Unidade e diversidade do filme
documentário
Manuela Penafria, Universidade da Beira Interior
1998
Introdução
O núcleo central do presente
estudo diz respeito à questão da identidade do filme documentário, ou seja, o
que permanece face à multiplicidade das manifestações de carácter documental. Tal
questão é equacionada com a sua produção, ou seja, com a prática fílmica que se
denomina de documentarismo. Nesta área é patente uma profunda ligação entre os
meios técnicos disponíveis e a prática documental. Por tal razão, coloca-se a
ênfase no modo como esses meios influenciaram o documentarismo e condicionaram
o seu desenvolvimento.
Ao reconhecer no filme documentário potencialidades diversas tal como a
possibilidade de tratar as mais diversas temáticas, acentuou-se a necessidade
de procurar aquilo que daria unidade aos diferentes documentários, usualmente
conhecidos como documentário científico, documentário etnográfico, documentário
histórico, etc.
Por não existir uma definição unânime sobre o objecto aqui tratado, iniciou-se
este estudo pela problematização do uso da palavra documentário, por um lado
enquanto adjectivo e, por outro lado enquanto nome. Este ponto tem como
objectivo não o de esgotar o assunto mas, de reconhecer que este tipo de filme
assume diversas formas. Trata-se pois, mais de dar conta das questões que se
lhe colocam que propriamente de encontrar uma definição rígida a filme que
provou já a sua versatilidade.
O documentário tem cumprido, ao longo da sua história, a função de
"documentar" a vida das pessoas e os acontecimentos do mundo de modos
diversos. Dar conta desses modos implicou apresentar as grandes linhas da sua
evolução. A história do documentário será apresentada tendo em conta a relação
entre as tecnologias e as formas documentais que, através das primeiras se
tornaram possíveis. Apresentam-se quatro grandes estilos que, de algum modo, serão
os essenciais para abranger a evolução do género. Pretendeu-se com essa
evolução destacar os momentos históricos cuja evolução tecnológica tornou
possível diferentes formas de documentários. Esta parte assenta na suposição de
que cada nova tecnologia constituiu sempre uma nova oportunidade para o
documentarismo se manifestar e, embora as diversas práticas documentais não
tenham sido nunca mutuamente exclusivas, ganhou-se na criação de novas formas
e/ou expansão das anteriores. Simultaneamente, serviu esta parte para se
encontrar verdadeiramente a sua unidade. A unidade aqui defendida pretende ser
a base que permite distinguir o documentário da restante produção fílmica. O
passado histórico do documentário remonta aos anos 20, onde se encontra a
possibilidade de se constituir um género com características próprias,
seguem-se os anos 30 onde se afirma a sua identidade, ficando a mesma
definitivamente estabelecida. As suas perspectivas de desenvolvimento futuro
serão, também, referidas. O documentarismo é um constante ponto de referência,
o que exige que se demarque o território no qual o autor de documentários, ou
seja, o documentarista, se coloca e se move.
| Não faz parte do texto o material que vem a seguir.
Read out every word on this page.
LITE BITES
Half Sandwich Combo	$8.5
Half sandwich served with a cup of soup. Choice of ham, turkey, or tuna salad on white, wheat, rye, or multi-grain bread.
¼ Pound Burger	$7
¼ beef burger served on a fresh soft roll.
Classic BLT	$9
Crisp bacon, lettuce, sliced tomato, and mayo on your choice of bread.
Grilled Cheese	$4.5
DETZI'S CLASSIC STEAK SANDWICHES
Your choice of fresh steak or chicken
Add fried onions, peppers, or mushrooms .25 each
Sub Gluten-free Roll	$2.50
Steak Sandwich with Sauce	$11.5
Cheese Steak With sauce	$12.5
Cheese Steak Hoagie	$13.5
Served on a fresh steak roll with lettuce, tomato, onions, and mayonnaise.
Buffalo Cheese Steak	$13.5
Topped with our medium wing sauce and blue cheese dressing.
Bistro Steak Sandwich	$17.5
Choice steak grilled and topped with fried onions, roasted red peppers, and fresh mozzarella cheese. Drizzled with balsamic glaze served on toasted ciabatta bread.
O que de novo trazem as "novas tecnologias" ao documentário é a
questão que se segue. A abordagem será a de averiguar a possibilidade de
criação de um novo produto multimédia: o documentário digital.
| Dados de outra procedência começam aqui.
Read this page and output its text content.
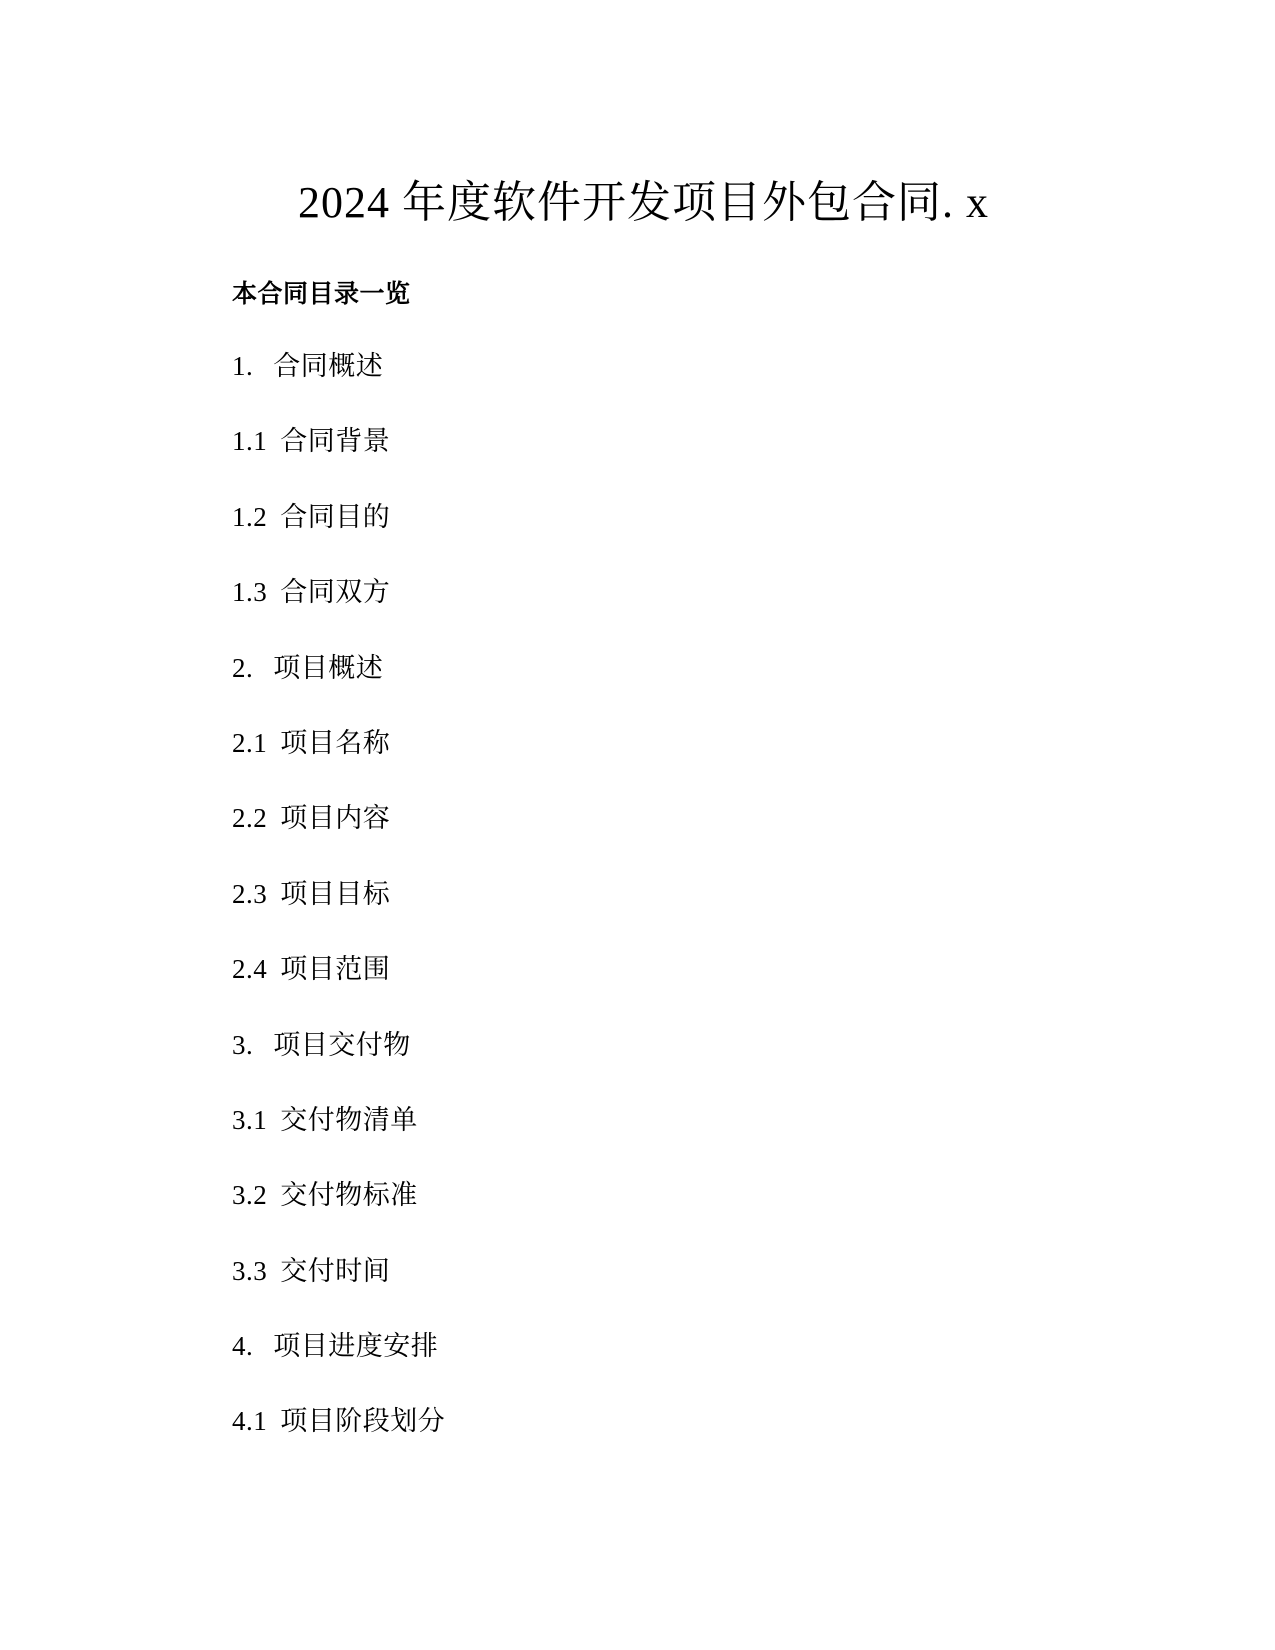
2024 年度软件开发项目外包合同. x
本合同目录一览
1. 合同概述
1.1 合同背景
1.2 合同目的
1.3 合同双方
2. 项目概述
2.1 项目名称
2.2 项目内容
2.3 项目目标
2.4 项目范围
3. 项目交付物
3.1 交付物清单
3.2 交付物标准
3.3 交付时间
4. 项目进度安排
4.1 项目阶段划分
Esta e outras questões que dizem respeito ao documentário encontram-se ainda
numa fase de afirmação. A resolução desta situação implicaria que o documentário
fosse objecto de uma teoria fílmica própria. A sua constituição encontra
dificuldades em se afirmar face à reacção comum de que o documentário é uma
ficção como outra qualquer. (Bill Nichols, 1991). Contribuir para que o
documentário seja discutido é contribuir para que seja possível definir-lhe os
seus exactos contornos, a sua especificidade e uma justificada demarcação em
relação a outros filmes.
Em muitos momentos deste trabalho, mais são as questões que se colocam do que
as que se respondem. Fica, no entanto, fica a intenção de, pelo menos,
posicionar o documentário no âmbito da produção em geral e, de dar relevo a um
género que Orlando Inocentes (1997) apelidou de "gata borralheira do
cinema". Se assim for, o documentário aguarda então um toque para que
revele toda a sua beleza; toque esse que é sempre mágico.
Conclusão
O registo in loco, o ponto de
vista e a criatividade do documentarista são os princípios que constituiem a
unidade do filme documentário. Essa unidade, que foi aqui estabelecida, circunscreve-se
à produção de documentários. Foi neste âmbito que o documentarista se destacou
enquanto figura-chave do documentarismo e enquanto base em que se subsume o
próprio documentário.
O documentário exige que muitas ou mesmo a totalidade das suas imagens e sons
sejam obtidas nos locais onde as pessoas vivem e os acontecimentos ocorrem. Por
outro lado, as temática abordadas devem ser tratadas aprofundadamente, para tal
exige-se que sejam vistas a partir de determinado ponto de vista ou abordagem. Finalmente,
é necessário criatividade para que a sucessão e/ou sobreposição de imagens e
sons apresente, não só o ponto de vista adoptado mas, também, que seja capaz de
tornar o documentário um género atractivo e que o documentarismo seja, cada vez
mais praticado. Por seu lado, o documentarista garante a unidade do
documentário pela relação próxima que estabelece com a temática que aborda,
pela definição do ponto de vista que deve percorrer a produção do documentário
e reflectir-se no mesmo; e, finalmente, pela criatividade que deve ser um seu
atributo, em especial no que respeita às escolhas realizadas relativamente à
sucessão das imagens e dos sons, seja através do corte da montagem, seja
através do link a que o suporte digital obriga. O documentário é um espaço onde
existe e deverá existir sempre, a possibilidade de construção de significados a
partir das imagens e dos sons do mundo que nos rodeia.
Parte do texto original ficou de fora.